The oil and gas industry has had a notoriously challenging time of late, with the prices of oil plummeting and causing many firms to tighten their belts. However, offshore exploration is providing a much-needed bright spot for the sector, with an increasing number of governments becoming more accommodating.
In the past week, it has been revealed that there are big changes afoot for Brazil’s petroleum laws. Shell has already begun to move on this opportunity with the announcement that it will be going ahead with an 8 billion barrel Libra pre-salt field development in the country. The shift towards a 100 per cent foreign ownership stake is having wider effects too. For example, Petrobras Chief Executive Pedro Parente revealed that he has already begun receiving correspondence from international firms looking for opportunities opened up by the legal change.
However, it’s not only governments that are actively letting go of their assets, but also some of the major exploration and production (E&P) firms. For example, it has been reported that Chevron is looking to make $2 billion from the sale of its Bangladeshi assets. The fields mainly consist of natural gas and are extremely strategic as they’re close to Southeast Asia, one of the globe’s best natgas markets. The oil and gas sector could see some interesting changes based on the eventual buyer of these fields, particularly as many firms seem to be increasing the speed at which they acquire offshore assets.
One firm doing this is BHP Billiton, which, as reported by the Australian Financial Review, is expected to be making a large step into offshore developments, primarily focused on the deepwater around Mexico. It’s said that around 50 professionals are currently investigating the geology of the area for BHP to determine whether to go ahead with bids in new and upcoming licensing rounds. If such a bid makes sense, it would move BHP into brand-new territory.

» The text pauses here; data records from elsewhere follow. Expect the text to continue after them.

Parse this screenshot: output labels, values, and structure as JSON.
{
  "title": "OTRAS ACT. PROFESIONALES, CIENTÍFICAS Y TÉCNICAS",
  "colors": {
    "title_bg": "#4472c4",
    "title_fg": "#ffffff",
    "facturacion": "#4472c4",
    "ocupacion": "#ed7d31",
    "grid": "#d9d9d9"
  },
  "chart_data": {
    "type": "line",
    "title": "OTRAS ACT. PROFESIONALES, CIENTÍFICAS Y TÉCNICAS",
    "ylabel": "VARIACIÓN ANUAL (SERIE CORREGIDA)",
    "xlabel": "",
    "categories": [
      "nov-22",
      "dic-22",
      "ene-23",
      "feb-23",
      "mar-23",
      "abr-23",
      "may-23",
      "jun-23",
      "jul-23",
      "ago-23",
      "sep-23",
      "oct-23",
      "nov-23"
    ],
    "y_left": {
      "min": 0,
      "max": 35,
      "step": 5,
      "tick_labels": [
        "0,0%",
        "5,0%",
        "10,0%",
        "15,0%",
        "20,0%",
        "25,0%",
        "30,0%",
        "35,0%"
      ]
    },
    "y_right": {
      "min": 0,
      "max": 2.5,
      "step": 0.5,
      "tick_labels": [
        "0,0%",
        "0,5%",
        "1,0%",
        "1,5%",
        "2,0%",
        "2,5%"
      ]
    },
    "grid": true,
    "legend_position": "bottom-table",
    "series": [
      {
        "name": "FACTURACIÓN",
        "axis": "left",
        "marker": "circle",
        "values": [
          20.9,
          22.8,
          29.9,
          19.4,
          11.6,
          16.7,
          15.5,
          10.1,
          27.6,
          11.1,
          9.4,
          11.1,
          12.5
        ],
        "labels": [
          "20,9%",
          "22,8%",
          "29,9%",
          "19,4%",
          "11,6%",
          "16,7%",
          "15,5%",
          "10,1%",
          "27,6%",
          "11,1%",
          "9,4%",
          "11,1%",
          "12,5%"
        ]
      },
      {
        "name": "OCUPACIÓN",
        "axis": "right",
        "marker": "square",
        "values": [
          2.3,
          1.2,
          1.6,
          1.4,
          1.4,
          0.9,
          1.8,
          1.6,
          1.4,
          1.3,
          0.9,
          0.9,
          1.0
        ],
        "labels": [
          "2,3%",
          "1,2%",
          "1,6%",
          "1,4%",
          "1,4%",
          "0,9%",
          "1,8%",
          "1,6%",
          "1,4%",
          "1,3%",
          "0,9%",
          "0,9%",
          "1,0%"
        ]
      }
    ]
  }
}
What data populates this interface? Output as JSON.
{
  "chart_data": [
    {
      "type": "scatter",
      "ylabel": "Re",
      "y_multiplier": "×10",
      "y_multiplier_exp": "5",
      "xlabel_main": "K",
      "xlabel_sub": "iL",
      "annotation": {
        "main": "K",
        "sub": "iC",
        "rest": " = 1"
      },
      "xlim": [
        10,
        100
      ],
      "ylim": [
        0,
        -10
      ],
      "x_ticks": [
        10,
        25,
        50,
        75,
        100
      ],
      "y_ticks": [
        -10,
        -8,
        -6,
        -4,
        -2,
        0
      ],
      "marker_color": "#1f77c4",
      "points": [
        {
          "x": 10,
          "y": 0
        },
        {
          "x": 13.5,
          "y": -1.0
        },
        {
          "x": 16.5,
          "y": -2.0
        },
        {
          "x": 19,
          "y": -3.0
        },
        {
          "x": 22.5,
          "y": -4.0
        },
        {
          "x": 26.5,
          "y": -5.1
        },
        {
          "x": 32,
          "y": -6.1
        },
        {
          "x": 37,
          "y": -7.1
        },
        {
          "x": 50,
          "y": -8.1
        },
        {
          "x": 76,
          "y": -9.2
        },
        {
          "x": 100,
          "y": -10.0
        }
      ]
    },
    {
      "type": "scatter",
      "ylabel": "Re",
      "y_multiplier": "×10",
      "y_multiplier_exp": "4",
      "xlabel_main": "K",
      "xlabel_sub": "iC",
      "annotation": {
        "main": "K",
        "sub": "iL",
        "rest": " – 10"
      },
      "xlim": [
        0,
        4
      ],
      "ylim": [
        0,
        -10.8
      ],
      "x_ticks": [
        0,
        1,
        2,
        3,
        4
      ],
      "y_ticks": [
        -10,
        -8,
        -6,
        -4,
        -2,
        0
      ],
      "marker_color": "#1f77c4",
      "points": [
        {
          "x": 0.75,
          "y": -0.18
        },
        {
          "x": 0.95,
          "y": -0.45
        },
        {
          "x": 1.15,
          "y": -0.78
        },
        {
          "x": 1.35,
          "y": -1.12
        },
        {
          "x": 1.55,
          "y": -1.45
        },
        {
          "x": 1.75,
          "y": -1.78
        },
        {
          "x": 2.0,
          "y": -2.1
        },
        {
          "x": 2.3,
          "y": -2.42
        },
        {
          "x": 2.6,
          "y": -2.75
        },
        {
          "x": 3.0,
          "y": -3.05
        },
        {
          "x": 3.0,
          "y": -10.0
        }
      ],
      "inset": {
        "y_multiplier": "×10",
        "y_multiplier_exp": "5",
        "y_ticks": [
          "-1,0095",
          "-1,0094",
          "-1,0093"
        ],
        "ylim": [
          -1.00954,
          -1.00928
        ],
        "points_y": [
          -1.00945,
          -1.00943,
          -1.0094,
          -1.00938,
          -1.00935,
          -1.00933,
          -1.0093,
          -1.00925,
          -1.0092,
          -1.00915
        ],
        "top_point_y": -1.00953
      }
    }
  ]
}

One reason for the increased interest in offshore is the change in cost structure. BHP noted that the economies surrounding deepwater discoveries are positive at the moment, with service costs and drilling expenses dropping. This means that oil prices in the firm’s Mad Dog 2 field, for example, can be priced under $50 per barrel.
Overall, the oil and gas sector remains turbulent as companies find new ways to do business and make operations profitable. However, offshore developments are certainly finding interest, and could be a bright spark for the sector’s future.